Sag zum Abschied leis‘ Ahoi


Und ich hatte schon Angst, Harald Schmidt würde bald den Quotenwächtern zum Opfer fallen, seit er am 17.9. in Höchstform zurückgekehrt ist! In seiner ersten Show ohne Pocher – dafür mit mehr Bart, Anspruch, neuem Ensemble und einem Wahnsinnstempo sowie eindeutig Theater-geschultem Timing – ging es schließlich hoch her mit dem geisteswissenschaftlichen Namedropping.

Ob sie ihn das so weitermachen lassen? Mit Foucault, Groys, Andrea Breth und Co. kann doch nun wirklich nicht jeder was anfangen!

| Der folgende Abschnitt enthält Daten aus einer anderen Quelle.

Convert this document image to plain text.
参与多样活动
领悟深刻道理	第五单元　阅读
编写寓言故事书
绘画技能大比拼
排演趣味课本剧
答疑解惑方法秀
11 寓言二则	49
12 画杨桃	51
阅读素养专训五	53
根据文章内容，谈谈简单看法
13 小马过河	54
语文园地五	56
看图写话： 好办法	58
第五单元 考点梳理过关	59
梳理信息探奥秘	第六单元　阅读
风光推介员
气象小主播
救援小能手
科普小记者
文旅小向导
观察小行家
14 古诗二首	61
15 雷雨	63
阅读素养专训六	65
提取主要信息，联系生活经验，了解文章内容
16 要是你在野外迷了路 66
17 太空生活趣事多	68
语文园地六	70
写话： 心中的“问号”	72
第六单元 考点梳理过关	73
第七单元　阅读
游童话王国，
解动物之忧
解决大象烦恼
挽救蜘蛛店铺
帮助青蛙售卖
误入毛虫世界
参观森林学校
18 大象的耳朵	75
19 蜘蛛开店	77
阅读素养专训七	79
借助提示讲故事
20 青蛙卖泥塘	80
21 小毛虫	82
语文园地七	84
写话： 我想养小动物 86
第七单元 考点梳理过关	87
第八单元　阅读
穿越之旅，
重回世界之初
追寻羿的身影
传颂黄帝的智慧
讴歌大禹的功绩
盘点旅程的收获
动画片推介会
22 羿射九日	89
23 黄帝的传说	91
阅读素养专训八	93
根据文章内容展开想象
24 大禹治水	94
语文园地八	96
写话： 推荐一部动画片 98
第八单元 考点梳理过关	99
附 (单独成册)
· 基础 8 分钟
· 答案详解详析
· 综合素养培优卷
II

äußerte ich meine Befürchtungen nach der Premiere, die ich zwar großartig fand, aber eben auch einen gigantischen Sprung zu weniger Massenkompatibilität denn je, schließlich war die zwar schon immer gering, aber zuvor hatte Pocher mit Boulevard und Fußball eben einfach gestrickte Hauptthemen in der Show groß gehalten.

Ach was – da ist schon noch genug drin, auch für Leute, die nicht mit Poststrukturalismus- und Medientheoriebüchern ins Bett gehen.

suchte Charly – dem es ebenfalls gefallen hatte – mich zu beruhigen.

Die Kritiken fielen gemischt aus, einer mag die neue Truppe, der andere nicht und das Phänomen Bauerfeind – die die einen für die Rettung des deutschen öffentlich-rechtlichen Fernsehens und andere für ein einziges Missverständnis (mehr dazu im Tagesspiegel) halten – steht nochmal auf einem ganz anderen Blatt. Ich hab auch noch nie so ganz verstanden, was die Leute soooo toll an dieser alles in allem recht durchschnittlichen NETTEN Erscheinung finden. Ihr einziges Pro, die authentische Natürlichkeit, wirft sie bei Schmidt auch noch über Bord – wir werden sehen, wo das hinführt.

Insgesamt war doch einhellig eine Hinwendung zur politischen Satire, zur Inszenierung nach Theaterregeln verzeichnet worden, genauso wie alle Rezensenten sich gemeinsam wunderten, dass kein einziges Mal der ehemalige Partner erwähnt wurde.

Wann kommt denn nun der Abschiedsgruß an den Ex? Wann wenigstens ein kleiner fieser Seitenhieb?

fragte ich mich auch gestern, den Großteil der zweiten Sendung über. Nichts – außer dass der selbsternannte Kultur-Opi Peymann (von dem ich übrigens im Fernsehen zu Recht überhaupt nichts erwartete, da er seit Jahren am BE seinen Status Quo nur innovationslos verwaltet) seine Befürchtung äußerte, Schmidt wolle ihn zum neuen Pocher degradieren.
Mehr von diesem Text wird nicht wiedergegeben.